Design metrics and experiment for stolen-post detection
Company: Meta
Role: Data Scientist
Category: Analytics & Experimentation
Difficulty: easy
Interview Round: Technical Screen
You work on **Stolen Post Detection** for a social platform (detecting content that is copied/reposted without permission).
A new detection algorithm is proposed (e.g., a model producing a stolen-probability score used to downrank, label, or block posts).
## Questions
1) **Problem framing & diagnostics**
- What are the key failure modes and risks (false positives vs false negatives) for stolen-post detection?
- If stakeholders report “stolen posts are down,” what would you check to validate whether this is real vs an artifact (measurement issues, reporting changes, seasonality, policy changes, spam shifts, etc.)?
2) **Metrics**
Propose:
- **Primary success metric(s)** (what you ultimately want to improve)
- **Diagnostic metrics** (to understand why things moved)

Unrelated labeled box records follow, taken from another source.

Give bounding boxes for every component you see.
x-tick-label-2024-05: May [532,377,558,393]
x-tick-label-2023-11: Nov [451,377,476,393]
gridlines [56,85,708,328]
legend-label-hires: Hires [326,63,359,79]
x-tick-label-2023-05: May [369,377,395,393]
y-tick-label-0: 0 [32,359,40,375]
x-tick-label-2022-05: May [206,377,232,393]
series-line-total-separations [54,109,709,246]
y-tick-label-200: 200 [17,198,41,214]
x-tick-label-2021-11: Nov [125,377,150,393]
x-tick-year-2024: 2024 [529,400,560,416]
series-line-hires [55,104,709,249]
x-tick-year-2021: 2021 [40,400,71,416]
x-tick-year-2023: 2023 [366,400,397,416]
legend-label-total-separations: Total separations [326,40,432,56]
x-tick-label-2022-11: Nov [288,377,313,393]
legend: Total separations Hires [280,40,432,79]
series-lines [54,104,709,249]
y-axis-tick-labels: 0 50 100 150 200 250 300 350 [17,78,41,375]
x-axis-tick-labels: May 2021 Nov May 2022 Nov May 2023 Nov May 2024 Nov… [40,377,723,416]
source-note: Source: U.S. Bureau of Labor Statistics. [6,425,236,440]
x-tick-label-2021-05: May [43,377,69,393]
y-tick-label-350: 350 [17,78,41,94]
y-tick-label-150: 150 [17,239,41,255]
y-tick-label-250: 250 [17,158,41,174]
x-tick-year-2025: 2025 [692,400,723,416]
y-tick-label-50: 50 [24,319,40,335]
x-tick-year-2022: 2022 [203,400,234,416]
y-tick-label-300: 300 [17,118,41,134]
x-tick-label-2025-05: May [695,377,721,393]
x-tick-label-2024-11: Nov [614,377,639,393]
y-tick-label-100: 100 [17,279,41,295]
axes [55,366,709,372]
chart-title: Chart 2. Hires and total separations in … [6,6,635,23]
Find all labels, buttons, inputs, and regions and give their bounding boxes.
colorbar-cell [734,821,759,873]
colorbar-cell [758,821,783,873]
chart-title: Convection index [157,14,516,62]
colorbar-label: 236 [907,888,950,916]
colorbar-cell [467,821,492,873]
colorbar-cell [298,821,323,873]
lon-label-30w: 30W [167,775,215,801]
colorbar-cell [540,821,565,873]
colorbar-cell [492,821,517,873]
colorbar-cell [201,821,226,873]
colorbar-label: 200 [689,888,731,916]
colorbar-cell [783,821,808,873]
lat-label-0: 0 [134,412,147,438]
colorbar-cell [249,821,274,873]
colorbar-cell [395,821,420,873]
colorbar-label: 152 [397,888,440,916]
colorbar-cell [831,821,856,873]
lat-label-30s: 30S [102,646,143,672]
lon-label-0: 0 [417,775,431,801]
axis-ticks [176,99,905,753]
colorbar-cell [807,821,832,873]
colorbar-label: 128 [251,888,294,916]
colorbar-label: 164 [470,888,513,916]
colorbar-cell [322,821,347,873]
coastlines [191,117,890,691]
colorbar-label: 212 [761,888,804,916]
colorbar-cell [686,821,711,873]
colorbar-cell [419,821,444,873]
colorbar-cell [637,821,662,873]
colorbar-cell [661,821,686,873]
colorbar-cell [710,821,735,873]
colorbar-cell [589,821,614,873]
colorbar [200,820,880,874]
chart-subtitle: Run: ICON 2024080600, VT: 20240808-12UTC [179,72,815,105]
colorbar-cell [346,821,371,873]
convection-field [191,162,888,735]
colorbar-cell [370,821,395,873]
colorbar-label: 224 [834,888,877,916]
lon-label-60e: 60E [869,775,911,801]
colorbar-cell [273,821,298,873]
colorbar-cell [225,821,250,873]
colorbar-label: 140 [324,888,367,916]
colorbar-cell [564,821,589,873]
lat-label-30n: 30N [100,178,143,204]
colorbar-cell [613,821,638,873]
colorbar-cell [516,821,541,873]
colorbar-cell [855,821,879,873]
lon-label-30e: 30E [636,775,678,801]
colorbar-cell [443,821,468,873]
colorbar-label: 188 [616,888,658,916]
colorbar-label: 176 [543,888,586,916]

- **Guardrail metrics** (to prevent harm)
Include at least one metric that handles delayed / noisy ground truth (since “stolen” labels may come from user reports, manual review, or appeals).
3) **Experiment design**
Design an online experiment (A/B test or alternative) to evaluate the new algorithm. Address:
- Randomization unit (post-level vs author-level vs viewer-level) and why
- Interference / network effects (e.g., copied content affects multiple creators)
- Exposure definition (who is affected by the change)
- Sample size / power considerations at a high level (what drives variance)
- Ramp plan and decision criteria
4) **Tradeoffs and decision**
If offline metrics improve (e.g., higher precision/recall on labeled data) but online engagement drops, how would you decide what to launch and what follow-ups you’d run?
Quick Answer: Evaluates skills in metrics design, diagnostic analysis, and online experiment methodology within Analytics & Experimentation for a Data Scientist position, with a product-level focus on policy-sensitive detection and measurement challenges.